During the past years, the Organic Computing (OC) Initiative (Schmeck, 2005) has proposed a number of techniques, architectures, and algorithms that support the development of complex systems. One of the key ideas is that the complexity of (current and) future systems, such as the Internet, does not allow for a design-time-only approach when it comes to, for example, testing and optimization. Instead, the OC approach provides means for building systems that adapt and improve at runtime, using for example machine learning techniques. This also includes the seamless integration of new components (like protocols) into an existing system and is frequently referred to as Self-Organization.

In this chapter we present the Organic Network Control (ONC) system (Tomforde et al., 2009b), a three-layered Observer/Controller architecture that allows for “wrapping” existing protocols into a framework which enables a large degree of Self-Organization in existing networks.
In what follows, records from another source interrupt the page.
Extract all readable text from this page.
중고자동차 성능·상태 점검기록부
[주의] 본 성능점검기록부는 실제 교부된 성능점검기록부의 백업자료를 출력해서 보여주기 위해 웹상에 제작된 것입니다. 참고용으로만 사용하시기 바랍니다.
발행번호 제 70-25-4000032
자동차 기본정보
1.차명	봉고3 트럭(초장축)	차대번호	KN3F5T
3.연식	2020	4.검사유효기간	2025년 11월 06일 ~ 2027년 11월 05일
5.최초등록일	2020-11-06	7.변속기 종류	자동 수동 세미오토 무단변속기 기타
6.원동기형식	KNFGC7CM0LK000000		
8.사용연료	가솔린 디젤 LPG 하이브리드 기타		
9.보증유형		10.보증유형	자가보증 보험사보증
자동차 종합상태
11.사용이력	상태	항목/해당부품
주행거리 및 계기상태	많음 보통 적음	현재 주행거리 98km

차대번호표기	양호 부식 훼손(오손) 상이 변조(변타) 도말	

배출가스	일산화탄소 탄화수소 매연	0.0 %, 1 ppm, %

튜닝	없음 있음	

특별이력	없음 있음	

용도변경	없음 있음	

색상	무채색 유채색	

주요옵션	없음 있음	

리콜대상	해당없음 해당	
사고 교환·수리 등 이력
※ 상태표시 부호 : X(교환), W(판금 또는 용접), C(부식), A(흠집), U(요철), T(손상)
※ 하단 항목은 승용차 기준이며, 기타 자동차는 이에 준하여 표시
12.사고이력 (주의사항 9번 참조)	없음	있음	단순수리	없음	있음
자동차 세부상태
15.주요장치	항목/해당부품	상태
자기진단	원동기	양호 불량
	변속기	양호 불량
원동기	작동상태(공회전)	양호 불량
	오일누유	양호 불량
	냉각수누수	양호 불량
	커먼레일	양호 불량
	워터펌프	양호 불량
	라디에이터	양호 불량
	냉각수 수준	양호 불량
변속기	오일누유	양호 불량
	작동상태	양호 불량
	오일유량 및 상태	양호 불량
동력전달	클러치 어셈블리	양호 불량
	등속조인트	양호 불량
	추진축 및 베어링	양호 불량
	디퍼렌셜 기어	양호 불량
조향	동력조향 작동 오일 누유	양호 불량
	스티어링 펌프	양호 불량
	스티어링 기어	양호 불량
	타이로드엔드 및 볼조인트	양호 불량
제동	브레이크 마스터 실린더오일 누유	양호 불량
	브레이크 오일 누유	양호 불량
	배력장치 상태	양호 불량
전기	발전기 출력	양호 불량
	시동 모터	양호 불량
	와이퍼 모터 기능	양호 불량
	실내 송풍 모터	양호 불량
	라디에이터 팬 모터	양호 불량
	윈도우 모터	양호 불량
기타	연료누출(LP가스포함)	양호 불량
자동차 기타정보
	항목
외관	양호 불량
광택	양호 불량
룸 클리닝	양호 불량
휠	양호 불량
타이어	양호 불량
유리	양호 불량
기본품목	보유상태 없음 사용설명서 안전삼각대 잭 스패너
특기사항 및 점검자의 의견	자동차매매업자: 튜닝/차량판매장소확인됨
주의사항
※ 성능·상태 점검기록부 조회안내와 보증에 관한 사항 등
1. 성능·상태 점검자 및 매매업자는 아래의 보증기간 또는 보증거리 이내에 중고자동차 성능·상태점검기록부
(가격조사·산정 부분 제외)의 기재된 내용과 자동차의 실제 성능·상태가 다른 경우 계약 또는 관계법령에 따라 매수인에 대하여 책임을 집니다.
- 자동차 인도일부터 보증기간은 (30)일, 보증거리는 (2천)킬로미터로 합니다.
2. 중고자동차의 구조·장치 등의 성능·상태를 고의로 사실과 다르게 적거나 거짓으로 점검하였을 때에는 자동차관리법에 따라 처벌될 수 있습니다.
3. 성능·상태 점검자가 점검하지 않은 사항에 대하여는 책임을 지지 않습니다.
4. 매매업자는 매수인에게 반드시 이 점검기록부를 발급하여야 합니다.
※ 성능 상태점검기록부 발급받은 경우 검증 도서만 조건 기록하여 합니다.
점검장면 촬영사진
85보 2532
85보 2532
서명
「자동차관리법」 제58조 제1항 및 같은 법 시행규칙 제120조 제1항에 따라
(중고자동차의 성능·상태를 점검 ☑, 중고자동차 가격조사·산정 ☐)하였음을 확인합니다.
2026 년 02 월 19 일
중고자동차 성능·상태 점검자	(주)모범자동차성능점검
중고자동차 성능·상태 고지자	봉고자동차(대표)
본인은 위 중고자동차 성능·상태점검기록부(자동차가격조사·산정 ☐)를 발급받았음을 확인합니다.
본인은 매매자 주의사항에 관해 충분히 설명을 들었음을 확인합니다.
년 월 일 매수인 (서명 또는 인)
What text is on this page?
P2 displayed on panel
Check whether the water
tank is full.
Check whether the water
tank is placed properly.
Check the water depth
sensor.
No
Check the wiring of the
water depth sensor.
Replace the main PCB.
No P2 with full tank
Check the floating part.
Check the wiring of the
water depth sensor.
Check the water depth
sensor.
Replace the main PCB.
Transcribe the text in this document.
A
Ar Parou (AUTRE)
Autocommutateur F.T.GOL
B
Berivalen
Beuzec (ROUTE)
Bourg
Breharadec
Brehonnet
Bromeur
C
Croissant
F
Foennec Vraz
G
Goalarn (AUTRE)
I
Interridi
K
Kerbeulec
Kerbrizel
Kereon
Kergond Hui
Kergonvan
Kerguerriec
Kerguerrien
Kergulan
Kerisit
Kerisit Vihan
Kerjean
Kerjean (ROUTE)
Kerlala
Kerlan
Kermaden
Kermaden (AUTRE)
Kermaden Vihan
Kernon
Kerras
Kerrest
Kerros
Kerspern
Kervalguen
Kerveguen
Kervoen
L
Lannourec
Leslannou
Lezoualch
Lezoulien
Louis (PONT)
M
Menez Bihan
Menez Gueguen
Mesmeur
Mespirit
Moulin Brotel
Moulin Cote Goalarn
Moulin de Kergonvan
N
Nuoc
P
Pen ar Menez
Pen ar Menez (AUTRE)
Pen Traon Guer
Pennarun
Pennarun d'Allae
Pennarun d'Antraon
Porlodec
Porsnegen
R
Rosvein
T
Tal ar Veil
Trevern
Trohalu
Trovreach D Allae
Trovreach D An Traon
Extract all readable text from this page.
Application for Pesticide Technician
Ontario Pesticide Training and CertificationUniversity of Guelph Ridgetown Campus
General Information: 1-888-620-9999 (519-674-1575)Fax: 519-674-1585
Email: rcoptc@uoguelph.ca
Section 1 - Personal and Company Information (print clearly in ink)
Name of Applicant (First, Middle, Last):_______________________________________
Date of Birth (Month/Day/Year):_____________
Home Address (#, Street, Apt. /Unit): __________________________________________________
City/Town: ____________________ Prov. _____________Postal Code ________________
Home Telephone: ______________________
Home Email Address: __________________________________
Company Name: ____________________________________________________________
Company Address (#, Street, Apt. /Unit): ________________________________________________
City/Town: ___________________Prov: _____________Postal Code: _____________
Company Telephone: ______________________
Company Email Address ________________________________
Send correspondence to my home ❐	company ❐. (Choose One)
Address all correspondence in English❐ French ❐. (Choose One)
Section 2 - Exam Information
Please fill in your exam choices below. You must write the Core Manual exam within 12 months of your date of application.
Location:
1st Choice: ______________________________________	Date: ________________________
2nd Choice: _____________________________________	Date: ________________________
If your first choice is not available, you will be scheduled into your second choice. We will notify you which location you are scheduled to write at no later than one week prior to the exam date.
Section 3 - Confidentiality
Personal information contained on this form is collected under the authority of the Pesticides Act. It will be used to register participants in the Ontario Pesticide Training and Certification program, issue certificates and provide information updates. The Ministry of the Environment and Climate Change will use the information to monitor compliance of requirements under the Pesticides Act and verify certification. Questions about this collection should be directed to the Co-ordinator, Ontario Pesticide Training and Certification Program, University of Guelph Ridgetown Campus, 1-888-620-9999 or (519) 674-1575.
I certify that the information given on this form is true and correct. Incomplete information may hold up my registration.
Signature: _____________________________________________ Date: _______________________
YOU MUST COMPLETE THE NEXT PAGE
The architecture has a generic character: it has also been applied to other scenarios like, e.g., vehicular traffic control (Prothmann et al., 2009). The process to apply this to other domains is similar to adapting the ONC framework to network protocols.

The “wrapping” is achieved by adapting the numerous parameters of existing protocols at runtime and in dependence of the current status of the network node, e.g. a router or a user’s PC, running the ONC system. As a basis, the so-called Observer collects information locally available at the network node, like available bandwidth and CPU resources. In turn, the so-called Controller uses this information and a performance measure for the protocol “under observation and control” to evaluate its current performance. If knowledge about similar situations is available from the past or if the performance falls below a threshold, the ONC system applies changes to the configuration of the protocol. In the case of observing a drop of performance below a given threshold, the ONC system makes use of Learning Classifier Systems (LCS) (Wilson, 1995) and Evolutionary Algorithms (EA) (Eiben & Smith, 2003) to find and evaluate better parameter sets. This process does not require any knowledge about the internal behavior of the protocol and takes place at runtime (although it may be supplemented with knowledge acquired during design time).